Customs is bracing for the problem to increase as smoking laws get stricter - and promising to put the heat on the people responsible.
The first three months of this year saw more than 800,000 individual cigarettes confiscated by Customs officers, which was 60 percent more than the same three months in 2021.
They also seized a whopping 390 kilograms of loose tobacco.
Officers had observed increasingly bold smuggling techniques.
Instead of small bundles turning up at the international mail centre, Chief Customs Officer for Fraud & Prohibition Nigel Barnes said larger quantities were being discovered in sea cargo, disguised inside door panels or parcels of food.
"It's definitely an escalation in numbers and in scale. And predominantly, now, we're seeing there's more organised crime involved in tobacco smuggling," he said.
Customs knows it isn't catching every illicit piece of tobacco, and many cigarettes are making it into the country undetected.
"Anecdotally we know that illicit tobacco is being sold in dairies and through other networks. Also online - we know people use social media and online sales forums," Barnes said.
But he described figuring out the full extent of New Zealand's tobacco black market as "notoriously difficult."
That's something University of Otago researchers have been trying to calculate by studying the labels of cigarette packets littered on the ground while the borders were closed.
They expect to publish the results soon.
Anti-smoking group ASH said there were some estimates that illicit trade could make up about 10 percent of the total tobacco market.
"So you can imagine what that is in the loss of tax take.
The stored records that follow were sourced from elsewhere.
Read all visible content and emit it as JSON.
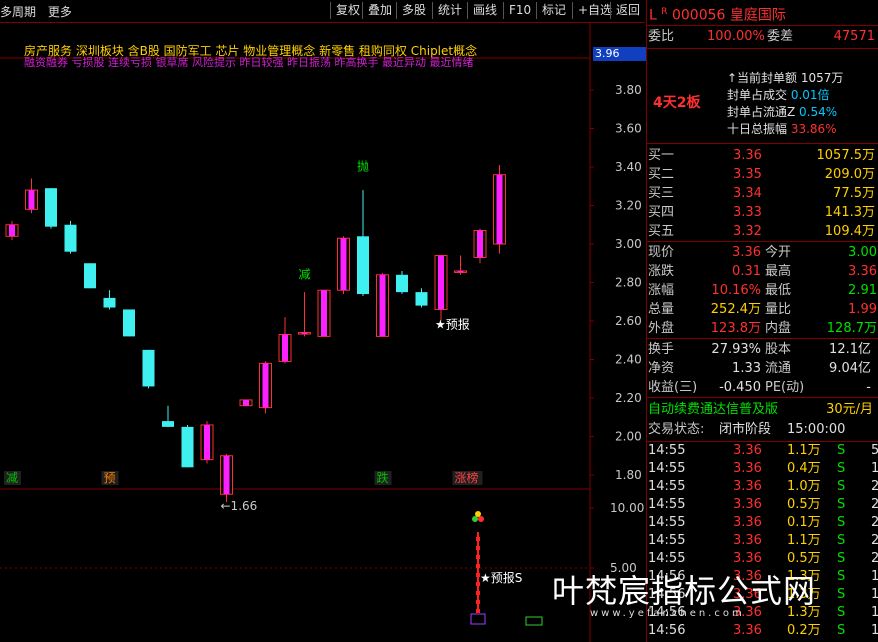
{
  "toolbar": {
    "left": [
      "多周期",
      "更多"
    ],
    "buttons": [
      "复权",
      "叠加",
      "多股",
      "统计",
      "画线",
      "F10",
      "标记",
      "+自选",
      "返回"
    ]
  },
  "concepts": {
    "line1": "房产服务  深圳板块  含B股 国防军工 芯片 物业管理概念 新零售 租购同权 Chiplet概念",
    "line2": "融资融券 亏损股 连续亏损 银草席 风险提示 昨日较强 昨日振荡 昨高换手 最近异动 最近情绪"
  },
  "current_price_tag": "3.96",
  "chart_data": {
    "type": "candlestick",
    "y_ticks": [
      "3.80",
      "3.60",
      "3.40",
      "3.20",
      "3.00",
      "2.80",
      "2.60",
      "2.40",
      "2.20",
      "2.00",
      "1.80"
    ],
    "sub_y_ticks": [
      "10.00",
      "5.00"
    ],
    "candles": [
      {
        "o": 3.04,
        "h": 3.12,
        "l": 3.02,
        "c": 3.1
      },
      {
        "o": 3.18,
        "h": 3.34,
        "l": 3.16,
        "c": 3.28
      },
      {
        "o": 3.29,
        "h": 3.29,
        "l": 3.08,
        "c": 3.09
      },
      {
        "o": 3.1,
        "h": 3.12,
        "l": 2.95,
        "c": 2.96
      },
      {
        "o": 2.9,
        "h": 2.9,
        "l": 2.77,
        "c": 2.77
      },
      {
        "o": 2.72,
        "h": 2.76,
        "l": 2.66,
        "c": 2.67
      },
      {
        "o": 2.66,
        "h": 2.66,
        "l": 2.52,
        "c": 2.52
      },
      {
        "o": 2.45,
        "h": 2.45,
        "l": 2.25,
        "c": 2.26
      },
      {
        "o": 2.08,
        "h": 2.16,
        "l": 2.05,
        "c": 2.05
      },
      {
        "o": 2.05,
        "h": 2.06,
        "l": 1.84,
        "c": 1.84
      },
      {
        "o": 1.88,
        "h": 2.08,
        "l": 1.86,
        "c": 2.06
      },
      {
        "o": 1.7,
        "h": 1.91,
        "l": 1.66,
        "c": 1.9
      },
      {
        "o": 2.16,
        "h": 2.19,
        "l": 2.16,
        "c": 2.19
      },
      {
        "o": 2.15,
        "h": 2.39,
        "l": 2.12,
        "c": 2.38
      },
      {
        "o": 2.39,
        "h": 2.62,
        "l": 2.38,
        "c": 2.53
      },
      {
        "o": 2.54,
        "h": 2.75,
        "l": 2.52,
        "c": 2.54
      },
      {
        "o": 2.52,
        "h": 2.76,
        "l": 2.52,
        "c": 2.76
      },
      {
        "o": 2.76,
        "h": 3.04,
        "l": 2.74,
        "c": 3.03
      },
      {
        "o": 3.04,
        "h": 3.28,
        "l": 2.73,
        "c": 2.74
      },
      {
        "o": 2.52,
        "h": 2.85,
        "l": 2.52,
        "c": 2.84
      },
      {
        "o": 2.84,
        "h": 2.86,
        "l": 2.74,
        "c": 2.75
      },
      {
        "o": 2.75,
        "h": 2.77,
        "l": 2.67,
        "c": 2.68
      },
      {
        "o": 2.66,
        "h": 2.94,
        "l": 2.6,
        "c": 2.94
      },
      {
        "o": 2.86,
        "h": 2.94,
        "l": 2.84,
        "c": 2.86
      },
      {
        "o": 2.93,
        "h": 3.08,
        "l": 2.9,
        "c": 3.07
      },
      {
        "o": 3.0,
        "h": 3.41,
        "l": 2.95,
        "c": 3.36
      }
    ],
    "annotations": [
      {
        "text": "抛",
        "i": 18,
        "price": 3.36
      },
      {
        "text": "减",
        "i": 15,
        "price": 2.8
      },
      {
        "text": "★预报",
        "i": 22,
        "price": 2.54
      },
      {
        "text": "←1.66",
        "i": 11,
        "price": 1.66
      }
    ],
    "signal_labels": [
      {
        "text": "减",
        "i": 0,
        "color": "#00c000"
      },
      {
        "text": "预",
        "i": 5,
        "color": "#ff8000"
      },
      {
        "text": "跌",
        "i": 19,
        "color": "#00c000"
      },
      {
        "text": "涨榜",
        "i": 23,
        "color": "#ff4040"
      }
    ],
    "sub_annotation": "★预报S"
  },
  "right_panel": {
    "stock_letter": "L",
    "stock_r": "R",
    "code": "000056",
    "name": "皇庭国际",
    "weibi_label": "委比",
    "weibi_value": "100.00%",
    "weicha_label": "委差",
    "weicha_value": "47571",
    "board_tag": "4天2板",
    "seal_items": [
      {
        "label": "当前封单额",
        "value": "1057万"
      },
      {
        "label": "封单占成交",
        "value": "0.01倍"
      },
      {
        "label": "封单占流通Z",
        "value": "0.54%"
      },
      {
        "label": "十日总振幅",
        "value": "33.86%"
      }
    ],
    "bids": [
      {
        "label": "买一",
        "price": "3.36",
        "vol": "1057.5万"
      },
      {
        "label": "买二",
        "price": "3.35",
        "vol": "209.0万"
      },
      {
        "label": "买三",
        "price": "3.34",
        "vol": "77.5万"
      },
      {
        "label": "买四",
        "price": "3.33",
        "vol": "141.3万"
      },
      {
        "label": "买五",
        "price": "3.32",
        "vol": "109.4万"
      }
    ],
    "quote": [
      {
        "l1": "现价",
        "v1": "3.36",
        "l2": "今开",
        "v2": "3.00"
      },
      {
        "l1": "涨跌",
        "v1": "0.31",
        "l2": "最高",
        "v2": "3.36"
      },
      {
        "l1": "涨幅",
        "v1": "10.16%",
        "l2": "最低",
        "v2": "2.91"
      },
      {
        "l1": "总量",
        "v1": "252.4万",
        "l2": "量比",
        "v2": "1.99"
      },
      {
        "l1": "外盘",
        "v1": "123.8万",
        "l2": "内盘",
        "v2": "128.7万"
      }
    ],
    "fund": [
      {
        "l1": "换手",
        "v1": "27.93%",
        "l2": "股本",
        "v2": "12.1亿"
      },
      {
        "l1": "净资",
        "v1": "1.33",
        "l2": "流通",
        "v2": "9.04亿"
      },
      {
        "l1": "收益(三)",
        "v1": "-0.450",
        "l2": "PE(动)",
        "v2": "-"
      }
    ],
    "service_text": "自动续费通达信普及版",
    "service_price": "30元/月",
    "trade_status_label": "交易状态:",
    "trade_status_value": "闭市阶段",
    "trade_status_time": "15:00:00",
    "ticks": [
      {
        "t": "14:55",
        "p": "3.36",
        "v": "1.1万",
        "d": "S",
        "n": "5"
      },
      {
        "t": "14:55",
        "p": "3.36",
        "v": "0.4万",
        "d": "S",
        "n": "1"
      },
      {
        "t": "14:55",
        "p": "3.36",
        "v": "1.0万",
        "d": "S",
        "n": "2"
      },
      {
        "t": "14:55",
        "p": "3.36",
        "v": "0.5万",
        "d": "S",
        "n": "2"
      },
      {
        "t": "14:55",
        "p": "3.36",
        "v": "0.1万",
        "d": "S",
        "n": "2"
      },
      {
        "t": "14:55",
        "p": "3.36",
        "v": "1.1万",
        "d": "S",
        "n": "2"
      },
      {
        "t": "14:55",
        "p": "3.36",
        "v": "0.5万",
        "d": "S",
        "n": "2"
      },
      {
        "t": "14:56",
        "p": "3.36",
        "v": "1.3万",
        "d": "S",
        "n": "1"
      },
      {
        "t": "14:56",
        "p": "3.36",
        "v": "1.3万",
        "d": "S",
        "n": "1"
      },
      {
        "t": "14:56",
        "p": "3.36",
        "v": "1.3万",
        "d": "S",
        "n": "1"
      },
      {
        "t": "14:56",
        "p": "3.36",
        "v": "0.2万",
        "d": "S",
        "n": "1"
      }
    ]
  },
  "watermark": {
    "title": "叶梵宸指标公式网",
    "url": "www.yefanchen.com"
  },
  "colors": {
    "up": "#ff20ff",
    "down": "#40f0f0",
    "frame": "#800000",
    "accent_red": "#ff3030"
  }
}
And it's probably increasing," director Deborah Hart said.
As the cost of legally purchased cigarettes creeps up - to a current average of $38 a packet - Hart said illicit trade was becoming more and more lucrative.
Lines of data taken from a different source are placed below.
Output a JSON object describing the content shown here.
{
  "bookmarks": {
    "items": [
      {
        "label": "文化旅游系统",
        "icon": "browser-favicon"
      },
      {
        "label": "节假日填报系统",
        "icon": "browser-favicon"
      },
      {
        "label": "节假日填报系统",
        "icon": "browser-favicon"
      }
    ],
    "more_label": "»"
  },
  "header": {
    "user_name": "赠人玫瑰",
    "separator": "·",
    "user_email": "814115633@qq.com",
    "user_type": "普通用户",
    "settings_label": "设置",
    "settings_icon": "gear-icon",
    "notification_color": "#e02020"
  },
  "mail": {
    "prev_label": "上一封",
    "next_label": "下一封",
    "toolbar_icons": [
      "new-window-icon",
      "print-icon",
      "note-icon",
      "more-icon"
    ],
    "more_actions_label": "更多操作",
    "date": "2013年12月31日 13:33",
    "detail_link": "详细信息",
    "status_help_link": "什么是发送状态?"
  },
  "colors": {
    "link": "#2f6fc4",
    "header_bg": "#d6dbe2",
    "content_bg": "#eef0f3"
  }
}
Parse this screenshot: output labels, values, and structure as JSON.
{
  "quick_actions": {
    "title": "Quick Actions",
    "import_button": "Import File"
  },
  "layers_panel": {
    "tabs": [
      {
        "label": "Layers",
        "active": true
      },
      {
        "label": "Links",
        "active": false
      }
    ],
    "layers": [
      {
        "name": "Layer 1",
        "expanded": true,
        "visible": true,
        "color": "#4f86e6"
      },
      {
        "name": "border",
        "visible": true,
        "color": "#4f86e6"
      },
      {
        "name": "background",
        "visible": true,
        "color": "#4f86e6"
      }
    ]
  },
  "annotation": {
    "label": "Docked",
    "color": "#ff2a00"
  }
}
She felt current efforts to stop it were "clearly not enough".
"And you can tell from the government's Budget announcement that they don't think its enough either," she said.
Customs was awarded $10.4m across four years to help it fight "increasingly organised, sophisticated transnational tobacco smuggling operations."
Exactly how the money will be divvied up is yet to be decided.
Customs Minister Meka Whaitiri explained some would go towards new technology, including X-ray scanners at the ports.
"Smaller X-rays up to larger X-rays, because items come in various sizes. And [the cigarettes] are in shipping containers, and then you've got the packaging in the shipping containers," she explained.
Nigel Barnes said it would also be used to identify and prosecute those responsible.
"Merely seizing tobacco is a less effective strategy than focusing on enforcement and actually disrupting the groups that are organising this. That will involve a range of things, such as cooperation with offshore partners as well as looking to hit these guys in the pocket and look at seizing their assets."
In New Zealand, people caught importing tobacco can face up to five years in prison.
It's a far lighter sentence than importing illegal drugs, which can lead to life imprisonment.
However, Nigel Barnes said it was harsh enough - noting that tobacco smugglers often face a multiplicity of other charges like money laundering and drug smuggling.
Meka Whaitiri said the benefits of catching tobacco smugglers were two fold: helping even the playing field for companies operating legally, while helping inch the country closer to Smokefree 2025.
"So even though Customs aren't in a health space we are contributing to the overarching smokefree goal," she said.
ASH said the best way to counter the illicit trade would be to completely stub out the demand.
Deborah Hart applauded the government's continued efforts to encourage smokers to quit.